There are several defenses available to utilities for negligent security cases. Governmental immunity is a defense that may shield utilities if a utility is considered part of a state or municipal governmental agency. Many states have laws that limit the amount of liability that a municipality will face. However, there are a few exceptions to governmental immunity. For example, if a potential plaintiff can prove that the utility conducts ultra-hazardous activities, such as using gaseous chlorine in their water treatment process, governmental immunity may be waved depending on the jurisdiction. Some states, however, such as Colorado, have a statutory prohibition against the imposition of negligent security in connection with a utility, regardless of ultra-hazardous activities. Such states may have blanket immunity under state torts claim acts, which are modeled after the Federal Tort Claim Act. In those states, unless conduct falls into a category of situations where immunity does not apply—such as a knowing or reckless failure to protect—a publicly owned facility is not liable for negligence.
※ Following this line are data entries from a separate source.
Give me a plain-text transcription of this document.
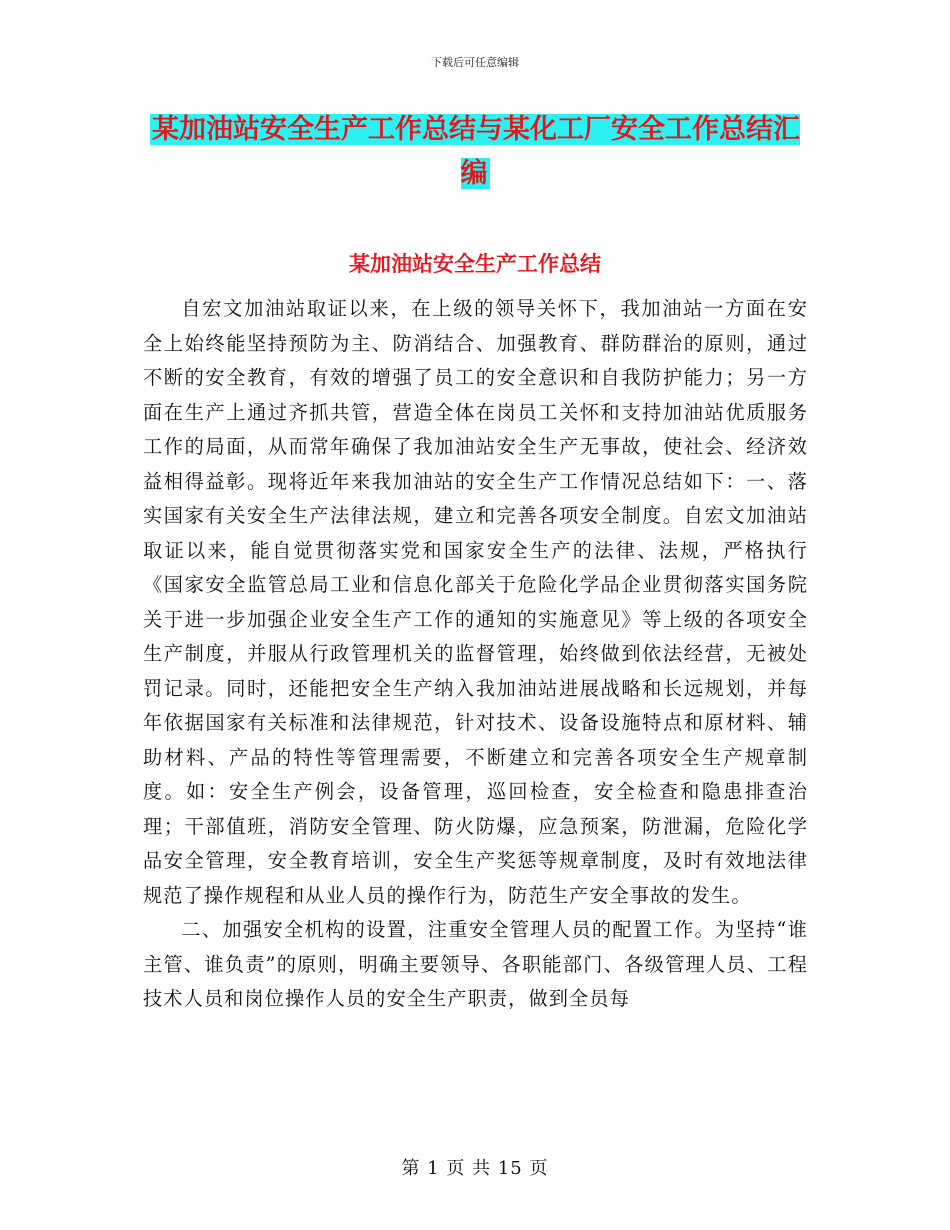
下载后可任意编辑
某加油站安全生产工作总结与某化工厂安全工作总结汇编
某加油站安全生产工作总结

自宏文加油站取证以来，在上级的领导关怀下，我加油站一方面在安全上始终能坚持预防为主、防消结合、加强教育、群防群治的原则，通过不断的安全教育，有效的增强了员工的安全意识和自我防护能力；另一方面在生产上通过齐抓共管，营造全体在岗员工关怀和支持加油站优质服务工作的局面，从而常年确保了我加油站安全生产无事故，使社会、经济效益相得益彰。现将近年来我加油站的安全生产工作情况总结如下：一、落实国家有关安全生产法律法规，建立和完善各项安全制度。自宏文加油站取证以来，能自觉贯彻落实党和国家安全生产的法律、法规，严格执行《国家安全监管总局工业和信息化部关于危险化学品企业贯彻落实国务院关于进一步加强企业安全生产工作的通知的实施意见》等上级的各项安全生产制度，并服从行政管理机关的监督管理，始终做到依法经营，无被处罚记录。同时，还能把安全生产纳入我加油站进展战略和长远规划，并每年依据国家有关标准和法律规范，针对技术、设备设施特点和原材料、辅助材料、产品的特性等管理需要，不断建立和完善各项安全生产规章制度。如：安全生产例会，设备管理，巡回检查，安全检查和隐患排查治理；干部值班，消防安全管理、防火防爆，应急预案，防泄漏，危险化学品安全管理，安全教育培训，安全生产奖惩等规章制度，及时有效地法律规范了操作规程和从业人员的操作行为，防范生产安全事故的发生。

二、加强安全机构的设置，注重安全管理人员的配置工作。为坚持“谁主管、谁负责”的原则，明确主要领导、各职能部门、各级管理人员、工程技术人员和岗位操作人员的安全生产职责，做到全员每

第 1 页 共 15 页
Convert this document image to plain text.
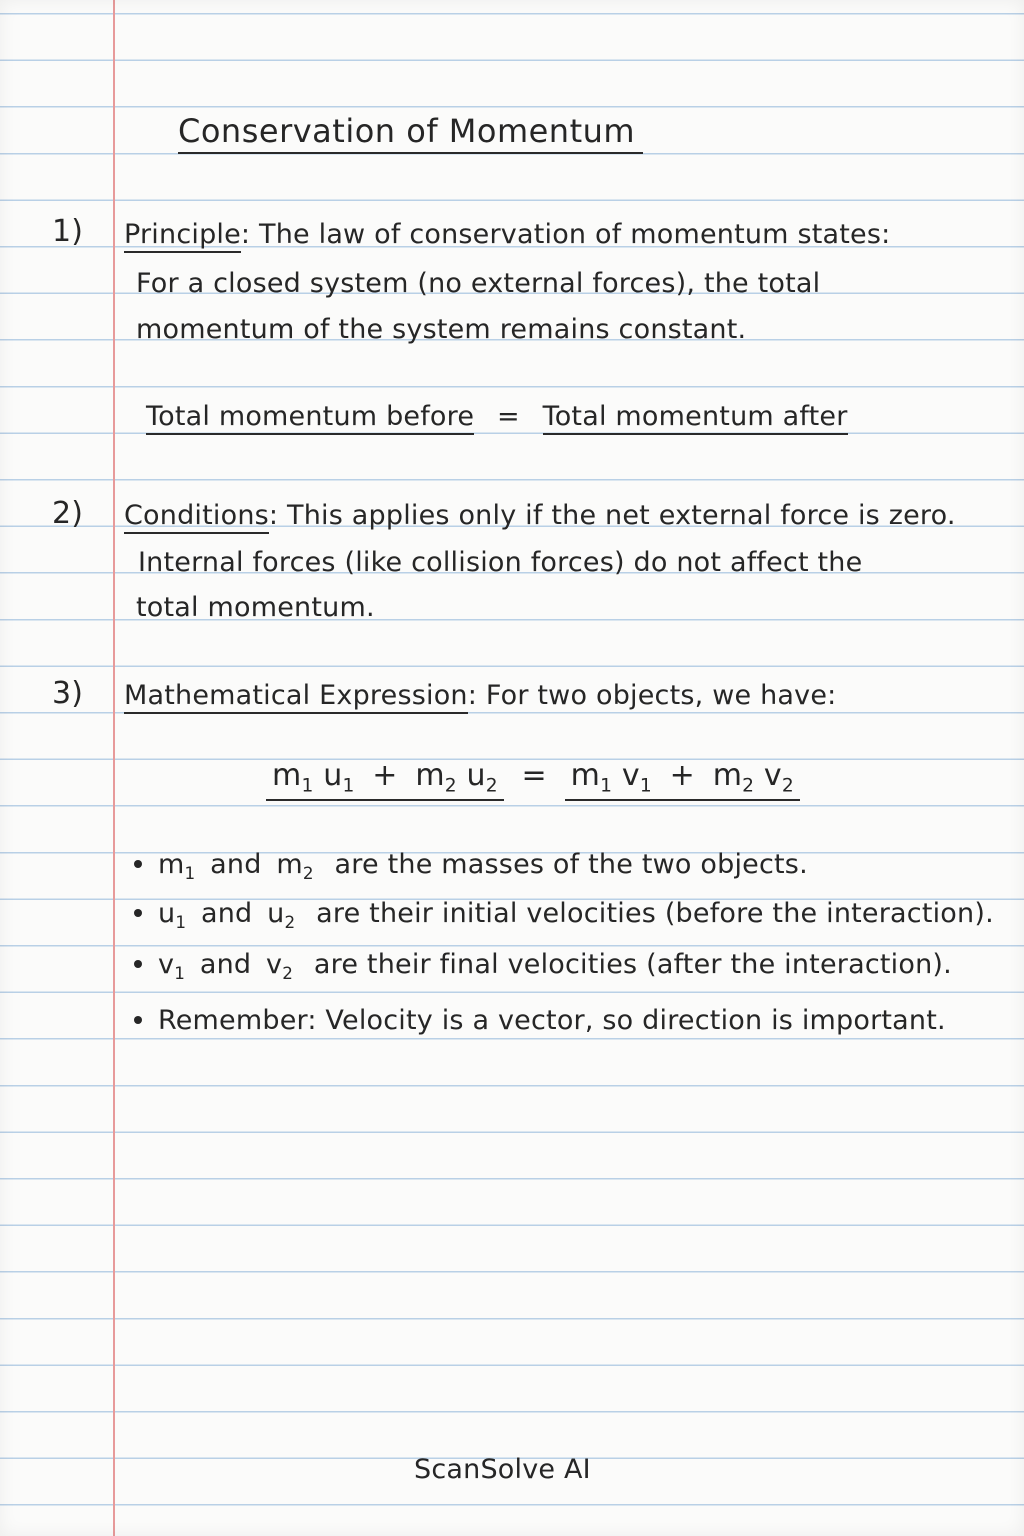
Conservation of Momentum
1) Principle: The law of conservation of momentum states:
For a closed system (no external forces), the total
momentum of the system remains constant.
Total momentum before = Total momentum after
2) Conditions: This applies only if the net external force is zero.
Internal forces (like collision forces) do not affect the
total momentum.
3) Mathematical Expression: For two objects, we have:
$m_1$ $u_1 + m_2$ $u_2 = m_1$ $v_1 + m_2$ $v_2$
$m_1$ and $m_2$ are the masses of the two objects.
$u_1$ and $u_2$ are their initial velocities (before the interaction).
$v_1$ and $v_2$ are their final velocities (after the interaction).
Remember: Velocity is a vector, so direction is important.
ScanSolve AI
An extremely useful defense to negligent security cases arising from a terrorist attack would be under the Support Anti-terrorism by Fostering Effective Technologies Act of 2002. The SAFETY Act provides legal liability protections for providers of qualified anti-terrorism technologies. The SAFETY Act covers products and services, and more recently, certifications and risk assessment methodologies. ASIS International offers certifications that have been designated as SAFETY Act certified. If a security manager holds an ASIS certification, and the manager’s utility is destroyed in a terrorist attack, any claims that the manager’s certification is insufficient would be dismissed immediately. Risk assessment methodologies that have received the SAFETY Act designation include the RAMCAP methodology used in the water industry. Other industries have similar SAFETY Act certified risk assessment methodologies.

Negligent security is a topic that all security managers, regardless of sector, should always consider when performing security surveys and risk assessments of their businesses. 

From personal experience, when asking for funding for security upgrades, using a business case that includes possible negligent security aspects and issues will help you get the funding you need. Most c-suite people like to see a good ROI. With using the actual cost of the “not doing any security upgrades” as it relates to negligent security, you can show true value to your security program.  


Scott Starkey is the security director of the Birmingham, Ala., Water Board, which serves more than 600,000 residents and is the state’s largest water utility. He is a past Security Systems News’ “20 under 40” end user award winner.